Vou tentar explicar o que me
parece ser a mais natural e importante atitude perante a vida. Vossos pensamentos
e vossas ações acham-se presentemente condicionados, limitados por ideias
sociais, econômicas e religiosas e vós haveis vos tornado meros dentes de
engrenagem numa máquina vastíssima. Não estais seguros e nem sois responsáveis
e, dessa incerteza e irresponsabilidade, surgem vossas ações desarmoniosas e em
conflito.
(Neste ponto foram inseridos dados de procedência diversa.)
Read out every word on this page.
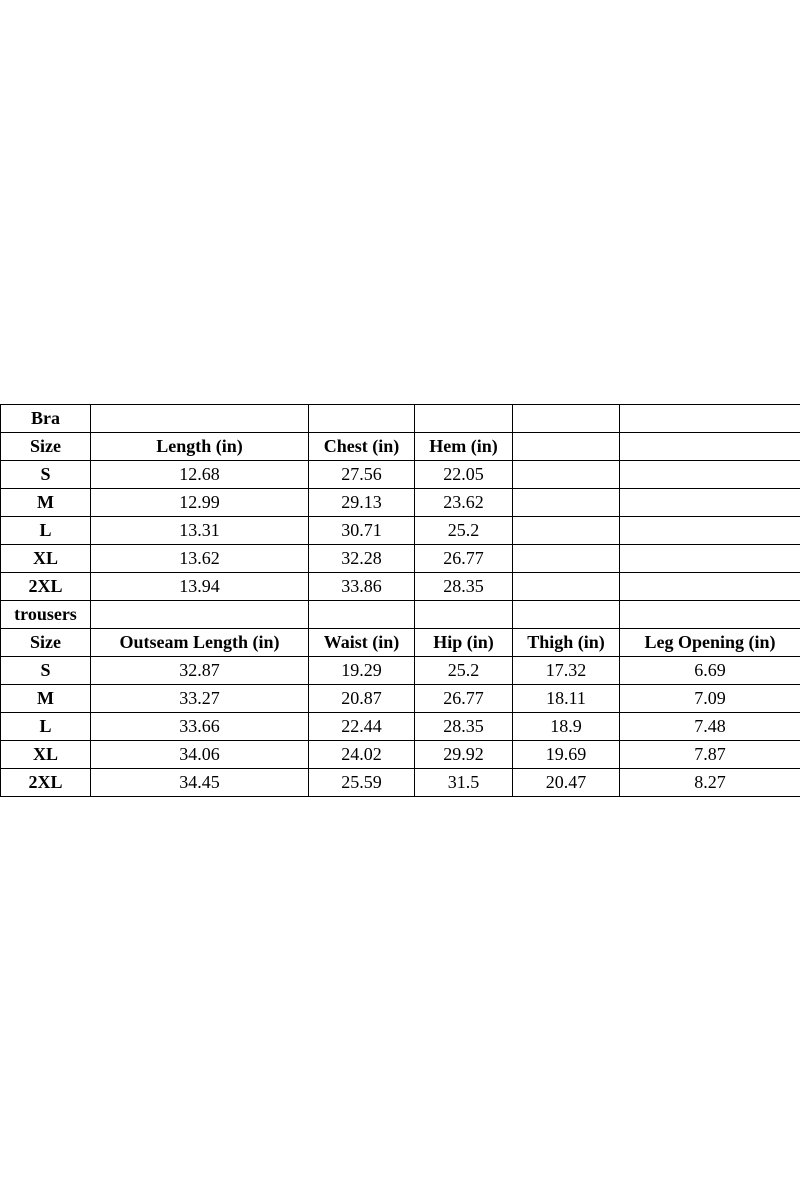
Bra					
Size	Length (in)	Chest (in)	Hem (in)		
S	12.68	27.56	22.05		
M	12.99	29.13	23.62		
L	13.31	30.71	25.2		
XL	13.62	32.28	26.77		
2XL	13.94	33.86	28.35		
trousers					
Size	Outseam Length (in)	Waist (in)	Hip (in)	Thigh (in)	Leg Opening (in)
S	32.87	19.29	25.2	17.32	6.69
M	33.27	20.87	26.77	18.11	7.09
L	33.66	22.44	28.35	18.9	7.48
XL	34.06	24.02	29.92	19.69	7.87
2XL	34.45	25.59	31.5	20.47	8.27
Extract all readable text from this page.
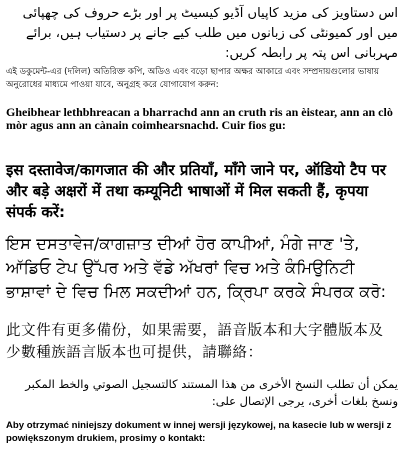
اس دستاویز کی مزید کاپیاں آڈیو کیسیٹ پر اور بڑے حروف کی چھپائی میں اور کمیونٹی کی زبانوں میں طلب کیے جانے پر دستیاب ہیں، برائے مہربانی اس پتہ پر رابطہ کریں:

এই ডকুমেন্ট-এর (দলিল) অতিরিক্ত কপি, অডিও এবং বড়ো ছাপার অক্ষর আকারে এবং সম্প্রদায়গুলোর ভাষায় অনুরোধের মাধ্যমে পাওয়া যাবে, অনুগ্রহ করে যোগাযোগ করুন:

Gheibhear lethbhreacan a bharrachd ann an cruth ris an èistear, ann an clò mòr agus ann an cànain coimhearsnachd. Cuir fios gu:

इस दस्तावेज/कागजात की और प्रतियाँ, माँगे जाने पर, ऑडियो टैप पर और बड़े अक्षरों में तथा कम्यूनिटी भाषाओं में मिल सकती हैं, कृपया संपर्क करें:

ਇਸ ਦਸਤਾਵੇਜ/ਕਾਗਜ਼ਾਤ ਦੀਆਂ ਹੋਰ ਕਾਪੀਆਂ, ਮੰਗੇ ਜਾਣ 'ਤੇ, ਆੱਡਿਓ ਟੇਪ ਉੱਪਰ ਅਤੇ ਵੱਡੇ ਅੱਖਰਾਂ ਵਿਚ ਅਤੇ ਕੰਮਿਉਨਿਟੀ ਭਾਸ਼ਾਵਾਂ ਦੇ ਵਿਚ ਮਿਲ ਸਕਦੀਆਂ ਹਨ, ਕ੍ਰਿਪਾ ਕਰਕੇ ਸੰਪਰਕ ਕਰੋ:

此文件有更多備份，如果需要，語音版本和大字體版本及少數種族語言版本也可提供，請聯絡：

يمكن أن تطلب النسخ الأخرى من هذا المستند كالتسجيل الصوتي والخط المكبر ونسخ بلغات أخرى، يرجى الإتصال على:

Aby otrzymać niniejszy dokument w innej wersji językowej, na kasecie lub w wersji z powiększonym drukiem, prosimy o kontakt:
Onde há conflito no pensar e sentir e, portanto, na ação, segue-se a
tristeza e, a maioria das pessoas no mundo, tanto os irrefletidos como os
espertos se acham colhidos pela tristeza.
Para libertar-se desta tristeza é
preciso tornar-se consciente de que se está apenas imitando, que os pensamentos
e sentimentos são contorcidos pelo contínuo conformar-se a ideais preestabelecidos
e padrões que cegamente seguis. Em virtude disso, vosso verdadeiro instinto, a
integridade de vosso próprio pensamento e sentimento perverteu-se.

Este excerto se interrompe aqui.